There is more than meets the eye when it comes to being a speaker. For example, did you know that they make an average of $22.88 an hour? That's $47,581 a year!
Between 2018 and 2028, the career is expected to grow 6% and produce 17,300 job opportunities across the U.S.
There are certain skills that many speakers have in order to accomplish their responsibilities. By taking a look through resumes, we were able to narrow down the most common skills for a person in this position. We discovered that a lot of resumes listed organizational skills, problem-solving skills and speaking skills.
When it comes to the most important skills required to be a speaker, we found that a lot of resumes listed 19.8% of speakers included powerpoint, while 17.4% of resumes included topics, and 15.9% of resumes included real estate.
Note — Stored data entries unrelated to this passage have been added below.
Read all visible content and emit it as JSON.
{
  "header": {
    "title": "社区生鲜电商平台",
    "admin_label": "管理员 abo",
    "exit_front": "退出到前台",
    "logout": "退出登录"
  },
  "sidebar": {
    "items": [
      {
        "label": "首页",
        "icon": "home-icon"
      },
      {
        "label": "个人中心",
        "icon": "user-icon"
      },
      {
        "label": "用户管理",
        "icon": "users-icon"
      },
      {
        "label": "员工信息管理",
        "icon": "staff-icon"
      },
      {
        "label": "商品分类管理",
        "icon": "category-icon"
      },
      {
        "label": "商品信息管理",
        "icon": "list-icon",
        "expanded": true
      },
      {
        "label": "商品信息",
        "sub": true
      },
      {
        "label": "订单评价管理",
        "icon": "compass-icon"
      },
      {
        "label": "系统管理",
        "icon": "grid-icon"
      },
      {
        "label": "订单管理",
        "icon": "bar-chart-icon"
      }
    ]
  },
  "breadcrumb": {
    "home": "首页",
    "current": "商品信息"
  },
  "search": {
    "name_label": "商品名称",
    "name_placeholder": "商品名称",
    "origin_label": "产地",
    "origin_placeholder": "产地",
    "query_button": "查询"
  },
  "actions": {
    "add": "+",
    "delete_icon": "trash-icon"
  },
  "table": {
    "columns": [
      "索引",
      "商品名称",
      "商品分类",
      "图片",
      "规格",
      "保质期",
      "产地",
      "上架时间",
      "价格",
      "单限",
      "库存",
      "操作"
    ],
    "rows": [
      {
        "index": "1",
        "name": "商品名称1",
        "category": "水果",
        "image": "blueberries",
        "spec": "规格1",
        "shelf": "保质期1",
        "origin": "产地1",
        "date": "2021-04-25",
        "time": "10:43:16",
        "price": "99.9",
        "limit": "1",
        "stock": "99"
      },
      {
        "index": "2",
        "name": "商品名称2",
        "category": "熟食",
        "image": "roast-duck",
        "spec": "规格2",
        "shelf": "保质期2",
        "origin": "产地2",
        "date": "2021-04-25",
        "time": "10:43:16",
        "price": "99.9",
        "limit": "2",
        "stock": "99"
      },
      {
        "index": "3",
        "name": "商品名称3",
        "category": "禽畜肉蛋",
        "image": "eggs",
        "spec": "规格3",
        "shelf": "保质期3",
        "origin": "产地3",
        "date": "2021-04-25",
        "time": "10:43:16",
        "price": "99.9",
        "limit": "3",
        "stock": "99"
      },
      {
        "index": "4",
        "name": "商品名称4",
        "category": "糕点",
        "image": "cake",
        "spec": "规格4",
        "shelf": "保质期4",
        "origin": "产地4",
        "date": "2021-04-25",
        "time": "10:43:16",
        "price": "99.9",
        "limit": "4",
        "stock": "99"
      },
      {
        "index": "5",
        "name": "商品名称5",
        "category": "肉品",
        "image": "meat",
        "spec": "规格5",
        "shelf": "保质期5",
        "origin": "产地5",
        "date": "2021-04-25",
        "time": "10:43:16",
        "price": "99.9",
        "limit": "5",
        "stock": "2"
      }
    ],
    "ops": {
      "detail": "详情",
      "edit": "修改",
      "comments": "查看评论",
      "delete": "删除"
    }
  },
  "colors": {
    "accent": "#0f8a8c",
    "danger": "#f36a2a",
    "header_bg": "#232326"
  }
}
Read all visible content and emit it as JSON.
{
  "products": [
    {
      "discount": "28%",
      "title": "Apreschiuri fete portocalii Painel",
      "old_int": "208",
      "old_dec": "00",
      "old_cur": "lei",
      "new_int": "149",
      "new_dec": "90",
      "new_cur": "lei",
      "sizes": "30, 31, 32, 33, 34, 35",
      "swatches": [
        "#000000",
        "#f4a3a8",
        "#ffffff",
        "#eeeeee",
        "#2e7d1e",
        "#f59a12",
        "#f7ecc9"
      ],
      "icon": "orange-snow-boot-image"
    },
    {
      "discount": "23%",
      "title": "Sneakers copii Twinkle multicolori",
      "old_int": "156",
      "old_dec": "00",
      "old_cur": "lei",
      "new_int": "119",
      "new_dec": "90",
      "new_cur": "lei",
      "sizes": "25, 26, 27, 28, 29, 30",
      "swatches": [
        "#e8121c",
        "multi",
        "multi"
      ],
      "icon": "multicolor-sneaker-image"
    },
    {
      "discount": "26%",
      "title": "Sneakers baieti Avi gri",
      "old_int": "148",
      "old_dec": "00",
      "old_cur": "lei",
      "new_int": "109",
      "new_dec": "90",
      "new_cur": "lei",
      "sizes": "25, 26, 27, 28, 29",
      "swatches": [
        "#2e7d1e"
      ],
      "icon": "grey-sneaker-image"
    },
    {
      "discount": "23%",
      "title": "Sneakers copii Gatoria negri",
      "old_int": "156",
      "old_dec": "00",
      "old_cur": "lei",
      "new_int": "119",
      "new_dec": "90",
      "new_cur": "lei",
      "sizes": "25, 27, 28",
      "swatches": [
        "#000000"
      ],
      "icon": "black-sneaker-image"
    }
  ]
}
Hard skills like these are helpful to have when it comes to performing essential job responsibilities.
When it comes to searching for a job, many search for a key term or phrase. Instead, it might be more helpful to search by industry, as you might be missing jobs that you never thought about in industries that you didn't even think offered positions related to the speaker job title. But what industry to start with? Most speakers actually find jobs in the education and pharmaceutical industries.
If you're interested in becoming a speaker, one of the first things to consider is how much education you need. We've determined that 58.6% of speakers have a bachelor's degree. In terms of higher education levels, we found that 15.8% of speakers have master's degrees. Even though most speakers have a college degree, it's possible to become one with only a high school degree or GED.
Choosing the right major is always an important step when researching how to become a speaker. When we researched the most common majors for a speaker, we found that they most commonly earn bachelor's degree degrees or master's degree degrees. Other degrees that we often see on speaker resumes include associate degree degrees or doctoral degree degrees.
You may find that experience in other jobs will help you become a speaker. In fact, many speaker jobs require experience in a role such as internship. Meanwhile, many speakers also have previous career experience in roles such as volunteer or teacher.
Tell us your goals and we'll match you with the right jobs to get there.
As you move along in your career, you may start taking on more responsibilities or notice that you've taken on a leadership role. Using our career map, a speaker can determine their career goals through the career progression. For example, they could start out with a role such as teacher, progress to a title such as consultant and then eventually end up with the title marketing director.
Tell us your goals and we'll match you with the rights job to get there.
|Job TitleCompany||Company||Start Date||Salary|
Use Zippia's Salary Calculator to see how your pay matches up.
Designing and figuring out what to include on your resume can be tough, not to mention time-consuming. That's why we put together a guide that is designed to help you craft the perfect resume for becoming a Speaker. If you're needing extra inspiration, take a look through our selection of templates that are specific to your job.
Learn How To Write a Speaker Resume
At Zippia, we went through countless Speaker resumes and compiled some information about how best to optimize them. Here are some suggestions based on what we found, divided by the individual sections of the resume itself.View Detailed Information
Hispanic or Latino
Black or African American
Stanford, CA • Private
Los Angeles, CA • Private
Philadelphia, PA • Private
University Park, PA • Public
Villanova, PA • Private
Houston, TX • Public
San Diego, CA • Public
Evanston, IL • Private
Minneapolis, MN • Public
Milwaukee, WI • Private
Public Speaking: Learn how to position yourself as a professional speaker and market yourself...
You can quickly go from a competent speaker to a fantastic, memorable speaker who communicates effectively in any forum...
World-class public speaking and facilitating: Learn presentations skills, engage your audience, and develop confidence...
The skills section on your resume can be almost as important as the experience section, so you want it to be an accurate portrayal of what you can do. Luckily, we've found all of the skills you'll need so even if you don't have these skills yet, you know what you need to work on. Out of all the resumes we looked through, 19.8% of speakers listed powerpoint on their resume, but soft skills such as organizational skills and problem-solving skills are important as well.
Some places are better than others when it comes to starting a career as a speaker. The best states for people in this position are Connecticut, New Hampshire, New Jersey, and Washington. Speakers make the most in Connecticut with an average salary of $67,096. Whereas in New Hampshire and New Jersey, they would average $61,035 and $57,663, respectively. While speakers would only make an average of $56,501 in Washington, you would still make more there than in the rest of the country. We determined these as the best states based on job availability and pay. By finding the median salary, cost of living, and using the Bureau of Labor Statistics' Location Quotient, we narrowed down our list of states to these four.